What is stratified random sampling?

 

Assume we have a list of all college professors at the U of R.  These individuals can be classified by rank: assistant, associate and full professor. Assume the breakdown is 60% assistant professors, 30% associate professors and 10% full professors.

 

We want to sample 100 of all the professors at the university.

 

We can make a list of all professors regardless of rank, and then take a random sample of 100 from this list.  This sample should include roughly the correct proportions from each group.

 

Alternatively, you can take a stratified sample of each group. Make a list of all assistant professors.  If our total sample is 100, then 60% of the sample, or 60 individuals should come from the assistant professor list.  We take a simple random sample of 60 individuals from the list of assistant professors.  We do the same with the other two groups of professors.  This gives us a higher accuracy with regard to the variable rank. 

 

We then send questionnaires to all the 100 professors selected.

 

Our sample will then contain 60 assistant professors, 30 associate professors and 10 full professors.

 

 

We could also stratify on more than one variable, such as rank and sex.

 

In this case we need to determine what proportion of professors are in each combination of rank and sex.

 

 

Rank

 

Assistant

Associate

Full

Male

40%

20%

8%

Female

20%

10%

2%

 

If we want to create a stratified sample we create 6 subgroups to sample from.

Let’s assume that we want to sample 50 professors.

In this case we would expect 40% of our sample to be male assistant professors.

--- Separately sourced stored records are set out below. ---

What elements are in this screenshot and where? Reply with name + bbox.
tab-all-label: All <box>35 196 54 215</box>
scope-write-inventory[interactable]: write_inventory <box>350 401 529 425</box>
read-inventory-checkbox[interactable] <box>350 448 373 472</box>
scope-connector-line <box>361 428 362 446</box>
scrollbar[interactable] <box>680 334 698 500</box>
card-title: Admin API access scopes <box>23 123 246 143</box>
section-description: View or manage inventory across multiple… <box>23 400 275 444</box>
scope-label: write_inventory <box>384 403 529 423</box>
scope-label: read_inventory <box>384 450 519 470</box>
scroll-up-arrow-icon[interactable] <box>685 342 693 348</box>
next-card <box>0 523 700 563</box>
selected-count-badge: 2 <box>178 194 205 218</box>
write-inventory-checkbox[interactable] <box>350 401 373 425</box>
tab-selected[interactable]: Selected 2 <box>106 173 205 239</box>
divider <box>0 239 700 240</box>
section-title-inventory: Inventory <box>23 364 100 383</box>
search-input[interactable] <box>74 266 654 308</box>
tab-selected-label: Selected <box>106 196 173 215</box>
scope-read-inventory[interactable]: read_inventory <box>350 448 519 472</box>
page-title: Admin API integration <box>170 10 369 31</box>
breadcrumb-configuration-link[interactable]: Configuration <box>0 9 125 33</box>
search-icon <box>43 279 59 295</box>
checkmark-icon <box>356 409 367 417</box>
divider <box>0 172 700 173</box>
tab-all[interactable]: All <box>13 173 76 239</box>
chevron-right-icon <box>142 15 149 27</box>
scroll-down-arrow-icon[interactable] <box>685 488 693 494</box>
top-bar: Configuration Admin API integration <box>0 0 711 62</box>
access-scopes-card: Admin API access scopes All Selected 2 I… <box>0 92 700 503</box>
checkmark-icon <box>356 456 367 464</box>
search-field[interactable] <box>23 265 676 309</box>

Since our entire sample will be 50 professors, then need to sample 50 x 40%, or 20 professors from the entire list of male assistant professors.

Similarly we will need to sample 50 x 20%, or 10 professors from the list of female assistant professors.

We do this for all the groups.

For Female, full professors, we would sample only 1 individual from the list of female full professors (50 x 2% = 1).

 


How does the accuracy of a stratified sample differ from that of a simple random sample?

 

The accuracy of a stratified sample is usually better than that of a simple random sample.  It can never be worse.  An increase in accuracy can be expected if:

·        There are major differences between the stratified groups, and

·        Within each group, there is homogeneity

 

Using the professors as an example, there would be higher accuracy on a variable, such as an attitude question, if assistant professors had on average quite different views from associate professors, and both had different views from full professors.  Also, there would have to be little difference within each group.  That is, most assistant professors would think alike.

 

This would increase the accuracy for this variable.  For other variables there may not be any increase in accuracy, since there may be a large overlap in attitudes regardless of rank.

 

When we report accuracy figures for a survey, we typically report the worst accuracy overall.  On further analysis we might find that some variables have much higher accuracy.  These could be calculated and reported for each variable.

 

If we want to increase the accuracy of a survey, we can use stratified sampling.  We would have to stratify on variables that we think reflect major differences between the subgroups.